Old age is the last opportunity life gives us to finish our birth, to mature and finally, to end our birth. In this context Saint Paul's words are illuminating: «To the same extent that the outer man perishes, the inner man is renewed.» (2 Corinthians 4,16). Old age is a demand by the inner person. What is the inner person? It is our deepest self, our singular way of being and behaving, our trade mark, our most radical identity. We must confront this identity, face to face.
It is intensively personal, and hides behind the many masks that life imposes on us. For life is a big stage on which we play many roles. I, for example, was a Franciscan, a priest, now a layman, theologian, philosopher, teacher, lecturer, writer, editor, contributor to some magazines, who has been investigated by the doctrinal authorities of the Vatican, and subjected to «obliged silence»... plus some other roles. But there is a moment when all that becomes relative and turns to pure nothing. Then we leave the stage, take off the masks and ask ourselves: in the end, who am I? What dreams move me? Which angels inhabit me? What demons torment me? What is my place in the design of the Mystery? To the degree that we try, trembling with dread, to answer these questions, the interior person emerges. The answer is never conclusive; it gets lost within in the Ineffable...
That is the challenge of old age. We then realize that we would need many years of old age to find the essential word to define us. We are surprised to discover that we do not live simply because we do not die, but that we live to think, to meditate, to pierce new horizons and create meaning for life. It is especially to attempt to make a final synthesis, to integrate the shadows, feeding again the dreams that sustained us throughout our whole life, reconciling with our failures and seeking wisdom. It is illusory to think that wisdom comes with old age... It comes with the spirit with which we live out our old age, as the final stage of our growth and of our true Nativity.

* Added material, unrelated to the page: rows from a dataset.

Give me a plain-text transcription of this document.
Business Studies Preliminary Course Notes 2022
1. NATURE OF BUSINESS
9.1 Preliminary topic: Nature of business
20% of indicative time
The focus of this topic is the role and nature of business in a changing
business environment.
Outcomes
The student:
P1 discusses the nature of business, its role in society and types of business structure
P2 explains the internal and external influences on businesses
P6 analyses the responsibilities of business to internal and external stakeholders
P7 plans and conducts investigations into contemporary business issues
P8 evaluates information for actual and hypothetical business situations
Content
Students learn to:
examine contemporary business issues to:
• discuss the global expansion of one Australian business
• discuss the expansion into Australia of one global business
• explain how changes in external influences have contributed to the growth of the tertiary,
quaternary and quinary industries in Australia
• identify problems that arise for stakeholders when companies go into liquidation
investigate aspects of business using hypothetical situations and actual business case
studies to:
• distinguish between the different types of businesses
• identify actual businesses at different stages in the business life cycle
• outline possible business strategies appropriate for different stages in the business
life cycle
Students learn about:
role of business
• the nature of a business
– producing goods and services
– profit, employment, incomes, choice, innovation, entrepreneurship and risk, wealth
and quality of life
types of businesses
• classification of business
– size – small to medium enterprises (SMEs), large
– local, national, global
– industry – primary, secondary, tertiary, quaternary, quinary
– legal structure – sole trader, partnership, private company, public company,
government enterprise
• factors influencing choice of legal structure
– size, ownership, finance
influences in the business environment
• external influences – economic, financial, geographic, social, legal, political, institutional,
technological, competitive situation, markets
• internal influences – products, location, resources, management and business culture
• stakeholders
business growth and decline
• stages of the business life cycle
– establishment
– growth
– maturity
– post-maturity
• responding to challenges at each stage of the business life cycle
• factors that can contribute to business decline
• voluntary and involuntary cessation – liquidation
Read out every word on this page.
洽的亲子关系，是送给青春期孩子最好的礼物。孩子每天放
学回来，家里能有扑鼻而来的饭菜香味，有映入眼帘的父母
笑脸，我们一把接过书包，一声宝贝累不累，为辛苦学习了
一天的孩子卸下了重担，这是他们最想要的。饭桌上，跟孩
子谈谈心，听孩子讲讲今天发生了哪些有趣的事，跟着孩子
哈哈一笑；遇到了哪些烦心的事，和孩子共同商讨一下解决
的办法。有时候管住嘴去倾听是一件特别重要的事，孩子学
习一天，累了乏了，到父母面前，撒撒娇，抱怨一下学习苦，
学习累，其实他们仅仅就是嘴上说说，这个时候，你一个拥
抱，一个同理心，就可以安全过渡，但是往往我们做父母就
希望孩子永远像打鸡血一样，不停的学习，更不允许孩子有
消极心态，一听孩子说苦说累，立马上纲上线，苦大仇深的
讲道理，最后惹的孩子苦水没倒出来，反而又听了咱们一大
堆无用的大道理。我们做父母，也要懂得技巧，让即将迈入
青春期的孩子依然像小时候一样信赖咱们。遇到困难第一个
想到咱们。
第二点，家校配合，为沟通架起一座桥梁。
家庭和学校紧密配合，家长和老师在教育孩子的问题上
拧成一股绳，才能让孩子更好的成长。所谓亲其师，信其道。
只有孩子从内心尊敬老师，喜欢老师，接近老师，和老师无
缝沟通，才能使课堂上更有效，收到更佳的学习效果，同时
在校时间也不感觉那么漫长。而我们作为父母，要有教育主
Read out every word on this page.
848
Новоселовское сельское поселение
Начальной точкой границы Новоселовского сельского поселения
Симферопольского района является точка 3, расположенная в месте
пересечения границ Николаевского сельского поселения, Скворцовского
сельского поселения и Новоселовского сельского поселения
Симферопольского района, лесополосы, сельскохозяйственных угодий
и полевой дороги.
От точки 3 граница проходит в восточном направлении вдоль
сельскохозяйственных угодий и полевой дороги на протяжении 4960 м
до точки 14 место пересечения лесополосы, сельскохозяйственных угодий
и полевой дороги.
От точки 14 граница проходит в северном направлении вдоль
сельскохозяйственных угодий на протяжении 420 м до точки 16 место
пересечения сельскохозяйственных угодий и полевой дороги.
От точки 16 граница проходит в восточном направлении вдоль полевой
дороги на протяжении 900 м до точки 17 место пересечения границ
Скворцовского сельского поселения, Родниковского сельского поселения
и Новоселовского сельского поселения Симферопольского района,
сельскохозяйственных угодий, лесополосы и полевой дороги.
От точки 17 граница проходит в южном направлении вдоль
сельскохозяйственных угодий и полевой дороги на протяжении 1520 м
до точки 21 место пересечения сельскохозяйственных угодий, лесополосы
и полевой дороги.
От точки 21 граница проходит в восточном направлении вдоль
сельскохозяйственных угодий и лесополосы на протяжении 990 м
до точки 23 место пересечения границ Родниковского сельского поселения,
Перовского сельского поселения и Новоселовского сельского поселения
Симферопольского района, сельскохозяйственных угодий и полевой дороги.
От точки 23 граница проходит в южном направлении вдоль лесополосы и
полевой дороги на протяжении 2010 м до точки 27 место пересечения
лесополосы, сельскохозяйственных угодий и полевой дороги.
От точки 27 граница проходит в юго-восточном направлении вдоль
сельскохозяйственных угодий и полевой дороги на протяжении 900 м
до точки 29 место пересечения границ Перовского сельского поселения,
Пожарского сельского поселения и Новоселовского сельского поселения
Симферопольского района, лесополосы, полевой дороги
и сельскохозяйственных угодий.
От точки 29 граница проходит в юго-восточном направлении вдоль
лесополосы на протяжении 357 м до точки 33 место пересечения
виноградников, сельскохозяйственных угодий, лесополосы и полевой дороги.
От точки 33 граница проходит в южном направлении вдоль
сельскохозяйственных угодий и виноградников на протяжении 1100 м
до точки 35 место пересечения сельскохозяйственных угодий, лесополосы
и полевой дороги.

Lastly, it is important to prepare for the great Encounter. Life is not structured to end in death, but to be transformed through death. We die to live more and better, to submerge ourselves in eternity and find the Ultimate Reality, made of love and mercy. Then we will finally know who we are and what is our real name.
I treasure the sentiment of the wise man of the Old Testament: «I contemplate the days already gone and turn my eyes towards eternity.»
Finally, I nurture two dreams, dreams of a young old man: the first is to write, if possible, with my own blood, a book just for God to read; and the second, which is impossible, but well expressed by Herzer, little street girl and poet: «I wanted only to be born again, to teach myself how to live.» But since that is unattainable, I only want to learn in the school of God. Paraphrasing Camões, I end: «I would live more if it were not, for such a great ideal, so short a life.»